What do we gain by humoring crypto, other than the arbitrary increase in some random people’s pocketbooks? I understand being curious about new things - that’s the nature of tech reporting - but this is a carousel of concepts that add little to society other than absorbing resources and potentially harming people.

It feels so deeply Republican, too. Desperate, sad people are being sold a dream that works against their better interests by being told to fear a particular group (the “elite” that are “not going to make it”). Those who do not “believe” are told that they simply don’t get it, making them self-conscious and defensive. They then step up and attempt to give a good faith read of a situation posed by someone acting in bad faith, as absolutely nothing short of full evangelism will suffice.

The net result is people acting in good faith to prop up the ideas of those acting in bad faith, so that they do not have the appearance of bias. And just like right-wing media tactics, crypto zealots do not care about what you think, only that you spread more of their vile, regressive rhetoric to “protect freedom.” And when you attempt to show them that you’re trying, they will always tell you you’re not trying hard enough.

However, I am not actually saying that we should stop discussing cryptocurrency.

Something is happening here. We are seeing probably the largest libertarian experiment of all time, along with the largest financial technology boom in history. Please note that “large” does not mean “good” and “financial technology” does not mean “useful” - I just mean that we are seeing thousands of different fintech products being created out of seemingly nowhere, but they’re being marketed as functional pieces of technology that do something other than the generation and manipulation of speculative assets. And what the venture sect has realized is that this creates numerous new ways in which a customer can be monetized - in almost every action they take in the case of cryptocurrency - and then sold to the consumer as a form of freedom.

Oh, and if you’re wondering whether this many people can be stupid? Please remember the subprime mortgage crisis. Rich people are fully capable of being manipulative and exploitative, and many consumers can be extremely irresponsible if they believe they are able to increase their wealth, especially if said wealth increase appears to be easier or quicker than doing it the normal way.

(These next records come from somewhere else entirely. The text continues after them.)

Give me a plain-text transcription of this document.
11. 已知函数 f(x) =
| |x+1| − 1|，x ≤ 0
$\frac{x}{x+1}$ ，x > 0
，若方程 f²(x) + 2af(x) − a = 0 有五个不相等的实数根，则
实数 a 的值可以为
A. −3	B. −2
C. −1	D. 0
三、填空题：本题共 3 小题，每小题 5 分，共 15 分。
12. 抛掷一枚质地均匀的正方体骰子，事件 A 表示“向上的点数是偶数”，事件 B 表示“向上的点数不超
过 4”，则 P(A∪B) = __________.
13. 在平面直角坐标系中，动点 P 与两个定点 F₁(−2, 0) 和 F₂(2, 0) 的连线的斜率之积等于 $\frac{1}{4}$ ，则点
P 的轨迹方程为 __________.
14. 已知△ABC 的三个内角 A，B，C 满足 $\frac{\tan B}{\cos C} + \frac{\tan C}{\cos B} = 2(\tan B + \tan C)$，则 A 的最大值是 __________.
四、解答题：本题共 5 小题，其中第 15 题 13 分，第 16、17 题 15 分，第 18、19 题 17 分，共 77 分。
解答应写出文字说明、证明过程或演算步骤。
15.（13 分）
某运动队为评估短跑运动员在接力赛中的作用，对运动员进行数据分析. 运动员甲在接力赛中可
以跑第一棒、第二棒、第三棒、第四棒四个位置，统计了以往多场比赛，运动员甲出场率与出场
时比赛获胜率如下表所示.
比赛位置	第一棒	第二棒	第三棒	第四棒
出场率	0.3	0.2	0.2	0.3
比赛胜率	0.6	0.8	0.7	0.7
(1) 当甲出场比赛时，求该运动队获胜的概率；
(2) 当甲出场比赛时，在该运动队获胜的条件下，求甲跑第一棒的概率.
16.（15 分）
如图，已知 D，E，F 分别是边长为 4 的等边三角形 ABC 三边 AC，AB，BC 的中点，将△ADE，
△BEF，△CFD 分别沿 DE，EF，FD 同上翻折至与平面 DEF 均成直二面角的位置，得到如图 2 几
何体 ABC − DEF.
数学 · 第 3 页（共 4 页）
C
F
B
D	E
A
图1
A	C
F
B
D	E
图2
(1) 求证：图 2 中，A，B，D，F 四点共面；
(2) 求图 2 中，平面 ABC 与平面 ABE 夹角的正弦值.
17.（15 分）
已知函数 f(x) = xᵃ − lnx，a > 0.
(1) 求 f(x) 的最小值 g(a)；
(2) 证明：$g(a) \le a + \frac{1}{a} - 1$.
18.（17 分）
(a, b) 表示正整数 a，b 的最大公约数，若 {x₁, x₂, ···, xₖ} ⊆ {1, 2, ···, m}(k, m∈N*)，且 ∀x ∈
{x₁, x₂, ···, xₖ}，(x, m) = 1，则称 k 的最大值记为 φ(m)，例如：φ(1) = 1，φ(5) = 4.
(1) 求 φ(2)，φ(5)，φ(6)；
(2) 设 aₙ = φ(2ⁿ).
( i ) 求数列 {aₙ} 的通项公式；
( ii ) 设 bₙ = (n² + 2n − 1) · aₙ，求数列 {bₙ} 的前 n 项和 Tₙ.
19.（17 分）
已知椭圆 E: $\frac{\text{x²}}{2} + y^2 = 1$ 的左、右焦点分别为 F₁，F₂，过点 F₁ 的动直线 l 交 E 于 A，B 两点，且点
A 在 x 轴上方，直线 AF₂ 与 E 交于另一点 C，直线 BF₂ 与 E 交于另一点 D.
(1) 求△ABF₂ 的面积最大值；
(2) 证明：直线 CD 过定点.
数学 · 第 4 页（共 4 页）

It is truly astounding to me how few lessons were learned from that crisis. And yes, there were examples of major media outlets uncritically publishing information about subprime loans.

What needs to happen is a readjustment of how we evaluate cryptocurrency, Web3 and NFTs. While development may be happening on these platforms and things may be being created, until someone is actually able to show you a functional piece of software that is better than what’s out there there is no reason to act as if it will happen. Reporters are being goaded and guilted into defending themselves by “being open-minded” about a rotten industry, and I’d wager it’s because they are either afraid of being wrong, afraid of not being right early enough, or that they’re self-conscious about being able to tell the difference between the future and someone else’s investment.

I’m sure somebody will respond to this and say that there are many projects that aren’t malicious, that there are NFT artists who’ve made money, that there are all sorts of positives I’ve glossed over. My natural response is that these are dramatically outweighed by the harm and risk that these technologies cause (and that’s without the environmental problems!) - this is a system that is purpose-built to exploit others, that is funded and controlled by definition by exceedingly rich people, that has no safe guards or protections or ways to help those who have been harmed by it.

And by pretending that underneath all the harm being caused there’s some sort of positive future, you are actively failing your readers.